Senyawa alpha copaene menjadi penanda adulteration (pemalsuan) oleh gurjun balsam (gurjun oil) yang memiliki kandungan alpha copaene tinggi > 40% (Indesso 2011). Menurut Burfield (2003) tentang adulteration of essential oils, minyak nilam bisa ditambahkan minyak pemalsu dengan harga yang lebih murah yaitu gurjun balsam. Pada ketiga standar minyak nilam yang ada pada Tabel 19 menunjukkan ada batasan maksimum untuk parameter alpha copaene

dimana SNI membatasi maksimum 0.5% lebih ketat sedangkan standar industri multi nasional flavor dan fragran dan standar ISO (3757 : 2002) membatasi maksimum 1%. Jika kadar alpha copaene pada minyak nilam lebih tinggi dari standar-standar tersebut membuka peluang terjadinya adulteration.

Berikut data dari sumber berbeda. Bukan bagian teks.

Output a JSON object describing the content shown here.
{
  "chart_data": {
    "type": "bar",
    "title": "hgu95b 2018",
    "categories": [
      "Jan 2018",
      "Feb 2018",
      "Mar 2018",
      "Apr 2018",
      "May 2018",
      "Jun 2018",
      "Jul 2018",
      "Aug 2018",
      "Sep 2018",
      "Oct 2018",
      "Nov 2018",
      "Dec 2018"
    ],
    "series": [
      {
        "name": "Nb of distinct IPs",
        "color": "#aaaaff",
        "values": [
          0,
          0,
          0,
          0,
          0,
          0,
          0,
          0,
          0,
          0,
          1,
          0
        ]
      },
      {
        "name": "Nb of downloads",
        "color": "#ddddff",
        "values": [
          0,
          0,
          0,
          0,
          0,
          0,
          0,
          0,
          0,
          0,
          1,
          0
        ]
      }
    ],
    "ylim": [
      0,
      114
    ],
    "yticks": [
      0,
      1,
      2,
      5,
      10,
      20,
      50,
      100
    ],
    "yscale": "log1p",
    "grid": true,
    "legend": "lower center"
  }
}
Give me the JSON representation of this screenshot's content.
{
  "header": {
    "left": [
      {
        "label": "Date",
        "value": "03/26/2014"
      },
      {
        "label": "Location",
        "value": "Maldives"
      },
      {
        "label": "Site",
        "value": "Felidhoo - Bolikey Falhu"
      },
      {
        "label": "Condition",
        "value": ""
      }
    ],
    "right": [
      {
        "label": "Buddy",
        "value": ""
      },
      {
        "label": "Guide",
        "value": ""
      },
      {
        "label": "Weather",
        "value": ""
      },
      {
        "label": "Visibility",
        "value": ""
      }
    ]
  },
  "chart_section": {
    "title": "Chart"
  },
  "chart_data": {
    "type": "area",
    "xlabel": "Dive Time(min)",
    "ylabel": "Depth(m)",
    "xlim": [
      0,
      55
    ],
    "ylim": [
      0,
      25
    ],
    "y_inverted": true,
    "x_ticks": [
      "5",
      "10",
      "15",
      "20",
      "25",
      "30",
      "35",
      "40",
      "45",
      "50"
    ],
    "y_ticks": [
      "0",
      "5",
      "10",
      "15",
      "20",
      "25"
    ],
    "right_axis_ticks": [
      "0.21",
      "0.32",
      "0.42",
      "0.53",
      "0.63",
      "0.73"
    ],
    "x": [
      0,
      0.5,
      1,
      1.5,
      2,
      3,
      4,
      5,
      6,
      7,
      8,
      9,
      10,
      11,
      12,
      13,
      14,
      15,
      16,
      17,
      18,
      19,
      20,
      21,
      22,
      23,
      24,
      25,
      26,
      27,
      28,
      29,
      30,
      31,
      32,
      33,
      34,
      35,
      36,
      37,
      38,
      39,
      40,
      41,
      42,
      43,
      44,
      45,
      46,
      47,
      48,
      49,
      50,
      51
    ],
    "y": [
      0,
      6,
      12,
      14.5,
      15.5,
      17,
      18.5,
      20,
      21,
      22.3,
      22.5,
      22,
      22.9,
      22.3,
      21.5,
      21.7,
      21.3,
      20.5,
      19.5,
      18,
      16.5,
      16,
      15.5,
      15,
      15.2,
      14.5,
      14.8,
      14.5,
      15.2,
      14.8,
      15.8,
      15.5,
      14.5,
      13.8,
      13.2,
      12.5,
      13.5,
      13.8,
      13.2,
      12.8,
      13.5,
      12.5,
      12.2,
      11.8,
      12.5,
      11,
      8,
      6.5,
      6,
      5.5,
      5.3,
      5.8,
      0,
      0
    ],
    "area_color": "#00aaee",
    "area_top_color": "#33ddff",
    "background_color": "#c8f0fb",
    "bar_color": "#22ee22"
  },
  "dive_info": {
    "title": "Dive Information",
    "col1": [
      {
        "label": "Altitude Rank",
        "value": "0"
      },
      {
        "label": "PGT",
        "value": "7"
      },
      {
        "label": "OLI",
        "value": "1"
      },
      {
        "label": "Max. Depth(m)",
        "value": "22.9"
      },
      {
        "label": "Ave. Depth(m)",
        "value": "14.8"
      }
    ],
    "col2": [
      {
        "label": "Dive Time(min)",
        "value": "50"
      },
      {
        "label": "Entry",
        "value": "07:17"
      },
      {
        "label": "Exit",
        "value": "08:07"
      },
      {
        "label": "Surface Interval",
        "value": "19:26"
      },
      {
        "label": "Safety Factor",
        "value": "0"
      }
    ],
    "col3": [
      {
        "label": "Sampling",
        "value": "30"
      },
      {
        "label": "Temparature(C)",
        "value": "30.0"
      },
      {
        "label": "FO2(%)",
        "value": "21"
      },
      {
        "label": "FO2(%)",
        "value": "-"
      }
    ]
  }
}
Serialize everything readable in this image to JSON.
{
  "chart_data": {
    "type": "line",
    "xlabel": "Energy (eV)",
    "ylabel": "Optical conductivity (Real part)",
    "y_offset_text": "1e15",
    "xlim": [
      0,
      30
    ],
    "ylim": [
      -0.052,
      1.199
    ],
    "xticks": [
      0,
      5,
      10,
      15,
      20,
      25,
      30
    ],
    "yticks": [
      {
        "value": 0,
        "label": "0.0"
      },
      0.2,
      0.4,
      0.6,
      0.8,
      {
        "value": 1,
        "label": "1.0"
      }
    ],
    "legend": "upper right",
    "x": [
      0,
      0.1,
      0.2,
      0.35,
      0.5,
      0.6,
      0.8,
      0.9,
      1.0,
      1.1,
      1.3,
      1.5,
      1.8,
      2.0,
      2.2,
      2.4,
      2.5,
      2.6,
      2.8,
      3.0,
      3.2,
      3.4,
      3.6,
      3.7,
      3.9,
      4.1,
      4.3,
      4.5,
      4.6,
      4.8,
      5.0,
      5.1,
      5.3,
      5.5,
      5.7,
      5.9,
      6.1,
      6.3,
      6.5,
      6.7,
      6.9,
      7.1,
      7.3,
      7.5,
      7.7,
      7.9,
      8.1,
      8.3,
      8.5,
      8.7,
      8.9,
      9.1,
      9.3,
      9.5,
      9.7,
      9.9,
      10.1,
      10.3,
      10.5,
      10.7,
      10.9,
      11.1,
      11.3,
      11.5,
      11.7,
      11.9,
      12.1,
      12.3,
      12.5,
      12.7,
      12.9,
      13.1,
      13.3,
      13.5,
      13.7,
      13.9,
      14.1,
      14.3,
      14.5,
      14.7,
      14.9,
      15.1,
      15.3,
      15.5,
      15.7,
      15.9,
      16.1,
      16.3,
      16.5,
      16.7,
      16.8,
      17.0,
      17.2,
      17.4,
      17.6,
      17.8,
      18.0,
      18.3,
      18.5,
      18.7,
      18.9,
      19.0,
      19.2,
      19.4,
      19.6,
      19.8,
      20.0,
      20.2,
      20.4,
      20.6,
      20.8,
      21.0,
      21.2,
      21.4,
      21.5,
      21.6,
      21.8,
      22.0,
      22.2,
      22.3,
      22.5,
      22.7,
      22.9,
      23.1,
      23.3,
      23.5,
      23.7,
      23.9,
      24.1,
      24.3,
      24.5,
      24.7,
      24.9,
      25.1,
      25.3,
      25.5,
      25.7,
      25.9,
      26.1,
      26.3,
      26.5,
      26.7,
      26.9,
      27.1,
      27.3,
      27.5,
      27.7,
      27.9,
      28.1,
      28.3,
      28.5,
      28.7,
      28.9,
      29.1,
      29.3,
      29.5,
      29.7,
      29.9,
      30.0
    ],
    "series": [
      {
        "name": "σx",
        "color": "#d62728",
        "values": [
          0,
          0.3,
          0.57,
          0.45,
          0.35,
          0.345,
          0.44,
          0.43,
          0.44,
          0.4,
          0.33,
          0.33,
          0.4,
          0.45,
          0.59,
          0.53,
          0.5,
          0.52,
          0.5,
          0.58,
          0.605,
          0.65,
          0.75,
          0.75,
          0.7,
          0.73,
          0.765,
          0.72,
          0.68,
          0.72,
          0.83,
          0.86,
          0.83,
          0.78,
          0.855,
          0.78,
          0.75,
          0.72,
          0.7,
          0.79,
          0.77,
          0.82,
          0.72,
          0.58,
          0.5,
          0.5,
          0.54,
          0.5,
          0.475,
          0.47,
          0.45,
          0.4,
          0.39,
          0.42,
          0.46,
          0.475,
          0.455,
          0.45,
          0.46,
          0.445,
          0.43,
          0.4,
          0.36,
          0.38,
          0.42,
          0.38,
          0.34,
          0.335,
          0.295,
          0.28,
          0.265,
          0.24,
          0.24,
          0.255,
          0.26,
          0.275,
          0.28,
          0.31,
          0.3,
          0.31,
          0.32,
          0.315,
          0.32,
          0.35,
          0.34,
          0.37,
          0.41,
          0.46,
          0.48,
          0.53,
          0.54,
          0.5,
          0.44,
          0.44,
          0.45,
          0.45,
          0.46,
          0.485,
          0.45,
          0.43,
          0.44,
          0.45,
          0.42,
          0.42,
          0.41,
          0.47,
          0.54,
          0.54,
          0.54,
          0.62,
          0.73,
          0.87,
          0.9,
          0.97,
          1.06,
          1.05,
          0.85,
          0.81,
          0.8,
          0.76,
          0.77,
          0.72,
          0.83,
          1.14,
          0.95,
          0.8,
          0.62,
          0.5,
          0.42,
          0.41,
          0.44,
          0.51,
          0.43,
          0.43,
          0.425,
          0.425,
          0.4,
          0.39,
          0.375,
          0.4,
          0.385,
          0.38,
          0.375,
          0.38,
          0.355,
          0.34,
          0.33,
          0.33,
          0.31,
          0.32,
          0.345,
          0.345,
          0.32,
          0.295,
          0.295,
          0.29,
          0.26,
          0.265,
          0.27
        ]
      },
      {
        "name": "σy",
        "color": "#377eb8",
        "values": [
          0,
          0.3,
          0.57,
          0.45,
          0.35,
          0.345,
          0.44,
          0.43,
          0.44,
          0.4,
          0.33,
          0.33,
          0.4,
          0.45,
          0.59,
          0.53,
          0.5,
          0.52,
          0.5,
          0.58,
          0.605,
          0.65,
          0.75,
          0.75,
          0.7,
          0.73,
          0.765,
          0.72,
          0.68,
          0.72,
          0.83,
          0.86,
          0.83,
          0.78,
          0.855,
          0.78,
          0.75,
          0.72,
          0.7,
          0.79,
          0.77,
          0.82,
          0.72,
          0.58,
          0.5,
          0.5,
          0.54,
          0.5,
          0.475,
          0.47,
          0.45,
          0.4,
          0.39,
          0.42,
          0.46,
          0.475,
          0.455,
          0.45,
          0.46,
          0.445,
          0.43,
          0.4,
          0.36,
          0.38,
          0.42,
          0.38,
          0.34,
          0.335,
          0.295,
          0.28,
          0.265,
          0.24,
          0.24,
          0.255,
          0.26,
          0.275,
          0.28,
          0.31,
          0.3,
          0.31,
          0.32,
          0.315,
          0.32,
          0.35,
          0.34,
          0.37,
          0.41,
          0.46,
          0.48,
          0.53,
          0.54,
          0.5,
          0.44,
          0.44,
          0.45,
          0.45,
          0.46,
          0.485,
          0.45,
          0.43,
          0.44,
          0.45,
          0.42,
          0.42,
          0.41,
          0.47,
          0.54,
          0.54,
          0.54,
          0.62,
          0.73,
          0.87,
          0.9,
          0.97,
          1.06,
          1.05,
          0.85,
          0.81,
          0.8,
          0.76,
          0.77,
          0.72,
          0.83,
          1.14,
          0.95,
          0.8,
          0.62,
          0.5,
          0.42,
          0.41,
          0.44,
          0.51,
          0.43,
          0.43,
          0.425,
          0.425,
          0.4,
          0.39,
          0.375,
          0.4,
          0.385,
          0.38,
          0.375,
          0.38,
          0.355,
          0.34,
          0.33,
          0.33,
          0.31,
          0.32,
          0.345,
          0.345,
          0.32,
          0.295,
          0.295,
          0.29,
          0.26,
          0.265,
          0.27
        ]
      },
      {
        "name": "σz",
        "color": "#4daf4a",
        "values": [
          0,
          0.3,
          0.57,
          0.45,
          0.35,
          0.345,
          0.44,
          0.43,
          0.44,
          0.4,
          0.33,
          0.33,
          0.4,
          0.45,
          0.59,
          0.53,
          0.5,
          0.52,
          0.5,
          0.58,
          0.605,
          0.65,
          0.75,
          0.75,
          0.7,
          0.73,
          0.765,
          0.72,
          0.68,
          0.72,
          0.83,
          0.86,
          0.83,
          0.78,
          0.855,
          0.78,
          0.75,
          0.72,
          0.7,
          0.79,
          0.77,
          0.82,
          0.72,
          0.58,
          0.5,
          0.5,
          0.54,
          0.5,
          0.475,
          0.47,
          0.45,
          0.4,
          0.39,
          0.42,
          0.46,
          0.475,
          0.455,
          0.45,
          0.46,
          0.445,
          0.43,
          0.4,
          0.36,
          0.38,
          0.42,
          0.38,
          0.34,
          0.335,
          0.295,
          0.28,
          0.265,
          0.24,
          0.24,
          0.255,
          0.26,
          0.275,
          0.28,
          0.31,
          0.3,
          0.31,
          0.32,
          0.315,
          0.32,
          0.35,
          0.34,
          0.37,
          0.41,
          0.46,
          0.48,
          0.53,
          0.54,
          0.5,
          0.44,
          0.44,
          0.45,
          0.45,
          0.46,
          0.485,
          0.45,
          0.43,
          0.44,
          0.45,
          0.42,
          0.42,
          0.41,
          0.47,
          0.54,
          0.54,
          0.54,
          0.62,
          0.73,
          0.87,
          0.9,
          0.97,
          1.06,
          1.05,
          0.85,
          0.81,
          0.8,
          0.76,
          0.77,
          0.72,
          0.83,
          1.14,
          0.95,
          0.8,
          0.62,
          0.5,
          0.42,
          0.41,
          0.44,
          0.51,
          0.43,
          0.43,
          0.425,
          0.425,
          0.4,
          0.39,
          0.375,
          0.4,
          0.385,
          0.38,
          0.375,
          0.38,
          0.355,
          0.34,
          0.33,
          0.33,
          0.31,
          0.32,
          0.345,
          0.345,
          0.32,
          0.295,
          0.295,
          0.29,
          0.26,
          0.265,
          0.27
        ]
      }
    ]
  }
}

Senyawa eugenol menjadi salah satu parameter penting di dalam standar standar industri multi nasional flavor dan fragran dikarenakan senyawa ini sebagai senyawa penanda adanya adulteration (pemalsuan) oleh minyak yang memiliki kandungan eugenol tinggi seperti minyak cengkeh. Jika kadar eugenol > 0.08 % (800 ppm) memungkinkan terjadinya adulteration. Proses adulteration

bisa terjadi baik sengaja ditambahkan maupun disebabkan kontaminasi silang pada waktu proses penyulingan. Parameter senyawa eugenol disarankan juga dimasukkan didalam standar SNI dan ISO (3757 : 2002) yang saat ini kedua standar tersebut tidak ada parameter senyawa eugenol sehingga dengan adanya parameter ini bisa meminimalisir terjadinya pemalsuan yang saat ini semakin kompleks.